Aspergillus organisms tend to colonize preexisting lung cavities, including healed tuberculous lesions, benign lung abscess, and bronchiectasis, that may lead to the development of aspergilloma requiring surgical treatment (1). However, given that surgical resection is associated with high complication and mortality rate, it is usually performed reluctantly. Shortly after its introduction, video-assisted thoracic surgery (VATS) was used to attempted the removal of pulmonary aspergilloma (PA). Traditionally, severe and tight adhesion, calcified lymph node around major vessels, massive intraoperative bleeding, and spillage to the pleural cavity or other lobes have been the main and frequent complications that arise during the operation. VATS has proven to have several advantages over open thoracotomy, including less postoperative pain, better recovery of pulmonary function, and superior cosmetic outcome (2). All things considered, VATS procedure for aspergilloma has been gaining significant popularity. For instance, as a preventive measure, pulmonologists refer patients to thoracic surgeons, even for cases that are not severe. The purpose of this study was to provide a review of the surgical strategies and methods used to resect PA in our institution.
Between 2003 and 2018, 76 patients were surgically treated for PA at Seoul National University Bundang Hospital (SNUBH). Surgical indications were based on symptoms, including recurrent hemoptysis failed by bronchial artery embolization (BAE), persistent cough, and intractable sputum.
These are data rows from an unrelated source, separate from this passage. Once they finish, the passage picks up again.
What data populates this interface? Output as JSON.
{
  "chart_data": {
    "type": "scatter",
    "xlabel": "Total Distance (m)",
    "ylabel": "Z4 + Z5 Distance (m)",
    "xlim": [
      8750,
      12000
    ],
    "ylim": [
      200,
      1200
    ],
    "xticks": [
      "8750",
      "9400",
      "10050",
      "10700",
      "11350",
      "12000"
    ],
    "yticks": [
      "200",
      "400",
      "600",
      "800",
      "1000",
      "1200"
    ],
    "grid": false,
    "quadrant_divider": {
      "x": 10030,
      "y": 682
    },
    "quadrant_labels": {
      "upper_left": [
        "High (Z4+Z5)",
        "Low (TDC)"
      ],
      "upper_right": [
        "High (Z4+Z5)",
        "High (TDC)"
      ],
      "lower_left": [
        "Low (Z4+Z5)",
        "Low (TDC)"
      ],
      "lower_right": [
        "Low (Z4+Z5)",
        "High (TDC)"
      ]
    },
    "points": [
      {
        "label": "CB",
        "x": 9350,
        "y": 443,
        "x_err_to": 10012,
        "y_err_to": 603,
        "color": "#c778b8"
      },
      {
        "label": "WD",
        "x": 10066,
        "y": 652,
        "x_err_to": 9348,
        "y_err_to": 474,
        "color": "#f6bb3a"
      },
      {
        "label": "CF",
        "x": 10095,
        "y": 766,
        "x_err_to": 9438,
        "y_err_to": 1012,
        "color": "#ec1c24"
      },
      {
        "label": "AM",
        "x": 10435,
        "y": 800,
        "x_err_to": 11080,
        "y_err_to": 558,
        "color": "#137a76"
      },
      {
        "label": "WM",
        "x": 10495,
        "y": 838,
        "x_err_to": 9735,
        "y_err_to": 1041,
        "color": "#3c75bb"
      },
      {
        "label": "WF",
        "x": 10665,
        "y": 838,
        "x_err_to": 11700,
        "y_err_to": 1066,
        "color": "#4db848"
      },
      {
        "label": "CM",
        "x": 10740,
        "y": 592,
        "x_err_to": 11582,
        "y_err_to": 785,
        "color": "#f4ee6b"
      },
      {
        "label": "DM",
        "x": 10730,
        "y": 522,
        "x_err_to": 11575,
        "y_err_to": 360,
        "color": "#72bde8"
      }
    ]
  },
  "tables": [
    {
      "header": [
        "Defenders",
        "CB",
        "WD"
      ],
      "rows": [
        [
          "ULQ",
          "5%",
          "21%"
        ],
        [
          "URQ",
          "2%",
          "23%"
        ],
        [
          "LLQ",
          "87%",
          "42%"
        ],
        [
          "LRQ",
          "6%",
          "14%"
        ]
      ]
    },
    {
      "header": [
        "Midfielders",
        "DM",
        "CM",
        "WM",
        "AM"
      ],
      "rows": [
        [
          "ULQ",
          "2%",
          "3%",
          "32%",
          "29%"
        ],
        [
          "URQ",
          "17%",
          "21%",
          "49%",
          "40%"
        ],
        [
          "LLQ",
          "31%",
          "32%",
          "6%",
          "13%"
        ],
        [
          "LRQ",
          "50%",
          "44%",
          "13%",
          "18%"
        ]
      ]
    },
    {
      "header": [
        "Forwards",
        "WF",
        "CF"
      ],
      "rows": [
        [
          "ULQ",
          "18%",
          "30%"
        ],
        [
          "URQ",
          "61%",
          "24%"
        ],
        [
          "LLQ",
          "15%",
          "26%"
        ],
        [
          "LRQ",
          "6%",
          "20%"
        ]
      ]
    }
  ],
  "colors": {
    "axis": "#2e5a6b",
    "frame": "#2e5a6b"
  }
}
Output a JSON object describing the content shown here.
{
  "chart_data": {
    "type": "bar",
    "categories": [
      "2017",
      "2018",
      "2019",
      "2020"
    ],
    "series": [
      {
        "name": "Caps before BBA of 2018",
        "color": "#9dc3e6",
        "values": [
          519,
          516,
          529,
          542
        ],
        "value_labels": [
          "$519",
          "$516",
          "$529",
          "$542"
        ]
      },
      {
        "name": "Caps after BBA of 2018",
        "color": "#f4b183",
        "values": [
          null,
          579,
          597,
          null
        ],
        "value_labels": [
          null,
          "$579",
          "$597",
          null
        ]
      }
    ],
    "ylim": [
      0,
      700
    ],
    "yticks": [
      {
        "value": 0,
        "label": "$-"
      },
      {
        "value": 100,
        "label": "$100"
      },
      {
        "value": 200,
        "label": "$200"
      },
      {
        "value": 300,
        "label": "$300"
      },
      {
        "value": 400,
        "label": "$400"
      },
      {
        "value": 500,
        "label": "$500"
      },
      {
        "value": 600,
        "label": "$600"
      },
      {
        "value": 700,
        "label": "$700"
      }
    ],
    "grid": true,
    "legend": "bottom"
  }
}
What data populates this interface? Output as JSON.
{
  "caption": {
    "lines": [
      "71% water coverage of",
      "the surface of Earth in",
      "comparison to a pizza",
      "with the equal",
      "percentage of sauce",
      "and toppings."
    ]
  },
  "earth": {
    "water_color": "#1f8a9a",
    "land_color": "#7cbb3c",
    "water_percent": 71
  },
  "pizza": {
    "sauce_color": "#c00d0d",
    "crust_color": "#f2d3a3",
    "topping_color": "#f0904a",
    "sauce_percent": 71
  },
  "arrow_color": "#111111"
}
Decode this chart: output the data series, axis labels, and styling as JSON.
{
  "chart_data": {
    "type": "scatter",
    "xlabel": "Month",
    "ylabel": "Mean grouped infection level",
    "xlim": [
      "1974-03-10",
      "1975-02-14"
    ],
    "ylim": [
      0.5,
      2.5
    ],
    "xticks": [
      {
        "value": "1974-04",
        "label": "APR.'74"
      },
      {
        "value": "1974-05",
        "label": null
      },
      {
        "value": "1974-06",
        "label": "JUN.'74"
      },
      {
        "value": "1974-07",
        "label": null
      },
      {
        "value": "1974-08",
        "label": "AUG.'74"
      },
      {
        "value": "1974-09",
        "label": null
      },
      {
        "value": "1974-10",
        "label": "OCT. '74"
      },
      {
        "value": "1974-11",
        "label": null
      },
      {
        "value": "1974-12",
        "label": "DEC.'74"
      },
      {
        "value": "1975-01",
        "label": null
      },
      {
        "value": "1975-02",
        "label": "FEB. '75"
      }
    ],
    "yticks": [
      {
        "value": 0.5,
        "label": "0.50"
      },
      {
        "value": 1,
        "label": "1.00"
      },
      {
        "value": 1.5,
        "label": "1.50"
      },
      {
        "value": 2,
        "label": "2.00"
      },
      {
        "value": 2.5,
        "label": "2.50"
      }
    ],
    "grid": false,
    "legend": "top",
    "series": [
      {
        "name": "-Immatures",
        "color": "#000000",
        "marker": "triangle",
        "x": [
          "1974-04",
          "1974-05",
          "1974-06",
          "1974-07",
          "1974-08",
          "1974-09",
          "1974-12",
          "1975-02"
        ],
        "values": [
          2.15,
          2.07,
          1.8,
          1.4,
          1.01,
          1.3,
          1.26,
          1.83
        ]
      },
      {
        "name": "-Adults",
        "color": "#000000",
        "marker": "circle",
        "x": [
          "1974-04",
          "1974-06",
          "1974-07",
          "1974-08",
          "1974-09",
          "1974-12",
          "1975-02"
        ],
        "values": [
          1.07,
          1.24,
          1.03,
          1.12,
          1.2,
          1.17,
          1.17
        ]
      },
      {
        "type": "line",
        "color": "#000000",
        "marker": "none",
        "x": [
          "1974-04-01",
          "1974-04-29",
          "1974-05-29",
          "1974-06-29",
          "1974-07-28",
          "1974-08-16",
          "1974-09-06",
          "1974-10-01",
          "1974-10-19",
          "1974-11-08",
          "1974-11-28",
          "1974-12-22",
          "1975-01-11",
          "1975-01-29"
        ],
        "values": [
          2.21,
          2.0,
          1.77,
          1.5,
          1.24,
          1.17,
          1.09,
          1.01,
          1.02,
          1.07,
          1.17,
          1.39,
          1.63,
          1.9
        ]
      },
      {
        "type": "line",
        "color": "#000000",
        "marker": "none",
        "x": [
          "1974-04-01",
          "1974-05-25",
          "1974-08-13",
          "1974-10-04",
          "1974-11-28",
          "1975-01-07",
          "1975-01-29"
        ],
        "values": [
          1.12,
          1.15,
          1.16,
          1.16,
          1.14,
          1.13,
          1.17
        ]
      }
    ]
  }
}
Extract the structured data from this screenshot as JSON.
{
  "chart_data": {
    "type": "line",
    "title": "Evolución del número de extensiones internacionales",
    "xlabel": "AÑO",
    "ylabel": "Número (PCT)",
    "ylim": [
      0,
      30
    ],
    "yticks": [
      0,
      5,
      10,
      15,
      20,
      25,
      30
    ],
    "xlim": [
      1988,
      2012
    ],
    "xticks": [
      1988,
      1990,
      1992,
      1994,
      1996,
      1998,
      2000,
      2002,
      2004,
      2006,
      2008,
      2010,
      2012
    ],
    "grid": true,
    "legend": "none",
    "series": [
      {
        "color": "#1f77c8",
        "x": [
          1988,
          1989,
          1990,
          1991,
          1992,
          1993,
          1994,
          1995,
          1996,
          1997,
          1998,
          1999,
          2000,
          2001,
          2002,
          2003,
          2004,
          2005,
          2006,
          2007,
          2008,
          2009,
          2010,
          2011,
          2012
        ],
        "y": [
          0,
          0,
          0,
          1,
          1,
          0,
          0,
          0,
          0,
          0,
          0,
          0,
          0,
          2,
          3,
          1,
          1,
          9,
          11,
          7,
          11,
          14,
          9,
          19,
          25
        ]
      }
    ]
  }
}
PA was frequently found with an underlying pulmonary disease, such as pulmonary tuberculosis and bronchiectasis (Figure 1A,B). Figure 1A shows a patient who was diagnosed with pulmonary tuberculosis 5 years ago, and who, after anti-tuberculosis medication, experienced negative conversion of sputum acid-fast bacillus (AFB) with a destructed right upper lobe (RUL). Six months before surgery, the patient suffered from recurrent hemoptysis and underwent BAE two times. Computed tomography (CT) showed some calcification and meniscus sign on the RUL. Figure 1B shows underlying bronchiectasis on the bilateral upper lobes and aspergilloma on the left upper lobe (LUL). However, the patient did not complain of hemoptysis, but suffered from recurrent pneumonia with intractable sputum and cough.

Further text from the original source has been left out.